MORE PEOPLE ARE ARRESTED for simple drug possession in the United States than for any other crime, according to a recent report from Human Rights Watch. The 2016 report was titled “Every 25 Seconds” because that’s the frequency people are funneled into the criminal justice system, the report found. Ultimately, the group concluded, the long-term consequences of waging a racially imbalanced war on drugs is separating people from families, excluding people from jobs and making people dependent on welfare assistance and public housing.
“There is no good reason for narcotics to be illegal, and it just becomes an excuse to criminalize people and it leads to all these other highly negative effects,” said John Raphling, a senior researcher at Human Rights Watch. “We need to end the drug war, and we need to find better ways to support communities than policing.”
“We need to end the drug war, and we need to find better ways to support communities than policing.”
—John Raphling, senior researcher at Human Rights Watch
Here in Alexandria, the numbers show a disparity that has many city leaders asking questions about equity and justice.

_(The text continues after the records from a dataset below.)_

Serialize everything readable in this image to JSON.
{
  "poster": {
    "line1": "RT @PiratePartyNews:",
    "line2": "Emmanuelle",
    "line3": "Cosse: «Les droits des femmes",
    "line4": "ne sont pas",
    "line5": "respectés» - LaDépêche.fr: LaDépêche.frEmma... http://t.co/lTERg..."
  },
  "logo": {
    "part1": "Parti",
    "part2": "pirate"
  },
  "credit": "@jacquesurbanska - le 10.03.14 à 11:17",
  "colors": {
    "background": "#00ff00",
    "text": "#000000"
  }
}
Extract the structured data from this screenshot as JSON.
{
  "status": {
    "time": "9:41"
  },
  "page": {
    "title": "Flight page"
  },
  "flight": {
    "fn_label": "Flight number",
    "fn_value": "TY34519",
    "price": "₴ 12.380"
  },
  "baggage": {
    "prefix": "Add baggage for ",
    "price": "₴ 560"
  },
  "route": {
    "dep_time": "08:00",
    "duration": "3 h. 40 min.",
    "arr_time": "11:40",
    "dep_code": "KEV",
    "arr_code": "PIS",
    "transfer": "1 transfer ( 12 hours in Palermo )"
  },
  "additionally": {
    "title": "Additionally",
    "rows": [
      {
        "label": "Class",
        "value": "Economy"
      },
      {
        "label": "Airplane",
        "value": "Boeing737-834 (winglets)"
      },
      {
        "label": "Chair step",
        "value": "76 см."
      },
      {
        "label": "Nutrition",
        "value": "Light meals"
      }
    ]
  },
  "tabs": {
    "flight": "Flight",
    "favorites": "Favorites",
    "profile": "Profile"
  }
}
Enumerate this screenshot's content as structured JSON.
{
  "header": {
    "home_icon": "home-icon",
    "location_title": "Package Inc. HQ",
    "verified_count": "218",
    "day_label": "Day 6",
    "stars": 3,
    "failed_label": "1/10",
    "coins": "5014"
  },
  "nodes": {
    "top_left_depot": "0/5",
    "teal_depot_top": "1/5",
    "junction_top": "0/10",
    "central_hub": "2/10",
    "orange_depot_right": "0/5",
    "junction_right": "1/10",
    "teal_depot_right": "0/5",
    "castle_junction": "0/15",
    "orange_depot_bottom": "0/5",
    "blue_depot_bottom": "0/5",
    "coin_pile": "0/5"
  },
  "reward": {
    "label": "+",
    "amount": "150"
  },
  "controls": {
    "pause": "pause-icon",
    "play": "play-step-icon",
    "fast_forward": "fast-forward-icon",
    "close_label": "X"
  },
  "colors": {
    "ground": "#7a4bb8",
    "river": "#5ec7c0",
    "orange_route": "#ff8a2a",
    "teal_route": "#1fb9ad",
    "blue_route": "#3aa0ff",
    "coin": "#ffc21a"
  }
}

Alexandria police could shed some light on the circumstances behind individual arrests, but so far the department has declined to offer that level of transparency. City Council members are talking about establishing a police review board, but the details about who would be on it or what kind of oversight abilities it would be able to exercise have yet to be worked out. Ultimately, the dialogue about racial disparities in the criminal justice system isn’t as easy as plugging numbers into a spreadsheet and calculating a ratio.
"In the current environment, people assume that racial bias and racial profiling lead to higher arrests and higher levels of interaction with the police. That could be true, either on the margins or as a systemic problem. However, it could be true there are innumerable other factors,” said Rich Kelsey, former assistant dean at the George Mason University School of Law. "Drugs, crime, and interaction with police tend to be a function of economic circumstance and desperation, which also contributes to disproportionate numbers affecting people of color.”
THE DEBATE ABOUT RACIAL PROFILING is an area where some people see more shades of gray than black and white. Back in 2017, the City Council agreed to pay $100,000 to settle the federal lawsuit brought by Harold Cook alleging that an Alexandria police officer who handcuffed him and falsely accused him of carrying drugs was guilty of racial profiling. Under the settlement, Smith and the city did not admit to any wrongdoing.
“Most black people are not arrested, and few are killed by police. But lots and lots of them, all of them, likely, have suffered directly or indirectly from the slings and arrows of, at least, cultural and institutional racism,” said Victor Glasberg, the lawyer who represented Harold Cook. “The latter receives less dramatic press than the deaths, but it is embedded in our culture and is pernicious. That is what has to change.